Helps & Hindrances
Parents who have had no difficulties in accepting their son or daughter’s sexuality cite a number of helping factors. For Marcia it is her attitude to life: ‘I am very open-minded about most things in life and I suppose this fell in to that category – open-mindedness.’ Eliza and Tom feel that: ‘Having a good, open relationship with him’ has helped. Bianca and Jon say: ‘We have gay friends and have never thought that being gay was wrong in any way’. Mercedes said that 'through my work and social contacts I met gay people and it was clear that the homophobia I was brought up with as a child was wrong' . What helped Rosie was: ‘Being involved in gay rights before I even had any children, which made me very aware of the issues for LGBT people.’
Some of the parents who have had no difficulties in accepting their child’s same sex attraction describe themselves as atheists, or having no religion, with the exception of Eliza and Tom. Bianca, Jon and Rosie cite ‘having gay friends’ as something that makes having an LGBT child seem as nothing out of the ordinary. Mel, who is finding it harder to accept, makes the point that she and Sam: ‘…don’t know anyone with a gay child’.
It may also be the case that having a gay son or lesbian daughter is easier to adjust to if they come out when they are younger. Rosie was aware of the possibility since her sons were 2 or 3 and they both came out at 19 and 13. Marcia’s son came out at 12. It is possible that parents who are prepared from early on have time to adjust and never indulge in fantasies about a heterosexual future for their children. Parents like this may be less likely to seek support. Parents whose sons or daughters were older when they came out may be more settled in their assumptions and are often appalled that they did not know sooner. Gabrielle, whose son came out at 35, refers to: ‘…my son who has suffered so much’. Lesley, whose son came out at 25, says: ‘I could not imagine the anguish such a revelation had caused him and how lonely his journey must have been’.
Some parents recognize how their backgrounds have shaped their views.

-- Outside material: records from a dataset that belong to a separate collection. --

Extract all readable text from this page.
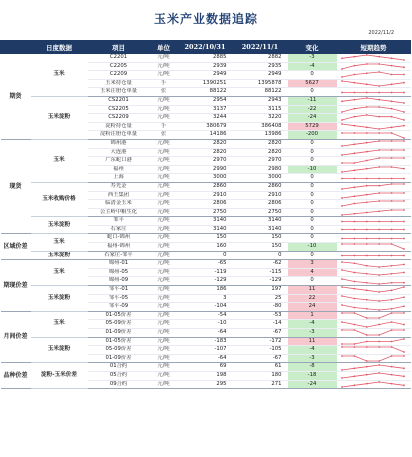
玉米产业数据追踪
2022/11/2
	日度数据	项目	单位	2022/10/31	2022/11/1	变化	短期趋势
期货	玉米	C2201	元/吨	2885	2882	-3	

		C2205	元/吨	2939	2935	-4	

		C2209	元/吨	2949	2949	0	

		玉米持仓量	手	1390251	1395878	5627	

		玉米注册仓单量	张	88122	88122	0	

	玉米淀粉	CS2201	元/吨	2954	2943	-11	

		CS2205	元/吨	3137	3115	-22	

		CS2209	元/吨	3244	3220	-24	

		淀粉持仓量	手	380679	386408	5729	

		淀粉注册仓单量	张	14186	13986	-200	

现货	玉米	锦州港	元/吨	2820	2820	0	

		大连港	元/吨	2820	2820	0	

		广东蛇口港	元/吨	2970	2970	0	

		福州	元/吨	2990	2980	-10	

		上海	元/吨	3000	3000	0	

	玉米收购价格	寿光金	元/吨	2860	2860	0	

		西王集团	元/吨	2910	2910	0	

		临清金玉米	元/吨	2806	2806	0	

		公主岭中粮生化	元/吨	2750	2750	0	

	玉米淀粉	邹平	元/吨	3140	3140	0	

		石家庄	元/吨	3140	3140	0	

区域价差	玉米	蛇口-锦州	元/吨	150	150	0	

		福州-锦州	元/吨	160	150	-10	

	玉米淀粉	石家庄-邹平	元/吨	0	0	0	

期现价差	玉米	锦州-01	元/吨	-65	-62	3	

		锦州-05	元/吨	-119	-115	4	

		锦州-09	元/吨	-129	-129	0	

	玉米淀粉	邹平-01	元/吨	186	197	11	

		邹平-05	元/吨	3	25	22	

		邹平-09	元/吨	-104	-80	24	

月间价差	玉米	01-05价差	元/吨	-54	-53	1	

		05-09价差	元/吨	-10	-14	-4	

		01-09价差	元/吨	-64	-67	-3	

	玉米淀粉	01-05价差	元/吨	-183	-172	11	

		05-09价差	元/吨	-107	-105	-4	

		01-09价差	元/吨	-64	-67	-3	

品种价差	淀粉-玉米价差	01合约	元/吨	69	61	-8	

		05合约	元/吨	198	180	-18	

		09合约	元/吨	295	271	-24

Lesley says: ‘It’s been hard to accept because of my own conservative up-bringing, my naivety when growing up and my desire to have a “perfect family” - in my mind “normal” children who grow up to get married and hopefully have children of their own.’ Rosie, on the other hand, remembers: ‘… my mother explaining it to me in the early 1960’s, saying that it was bad to criminalise homosexuality’.
People of faith sometimes find it much harder to accept their son or daughter’s sexuality. For Gabrielle: ‘The religion was hard. For him, too. To this day, if God is God, and His creation is perfect, why would He create confused sexual identity which would give so much pain? (This was the point of disagreement initially). Yet I believe from the depth of my heart that we are all created in His image. Hence it would be despicable to judge – furthermore my son is exceptional and a person I respect totally.’ Claire says: ‘I am a member of the liberal wing of the Church of England. However, many people in the church generally have hurtful views.’
Some parents can give up practicing their faith altogether because of the conflict between the demands of their religion and their resolve to support their son or daughter. Toni is member of the Church of England: ‘It is impossible for me to join the Pentecostal Church because my son is gay. So it is better that I am part of the Church of England’. Eliza, says: ‘Over the years I have met and known many gay clergy so I understand and know more about the theology of homosexuality.’ Many parents who are people of faith often find resolution through studying alternative perspectives within their own religion, and use their knowledge to make the case for accepting different sexuality.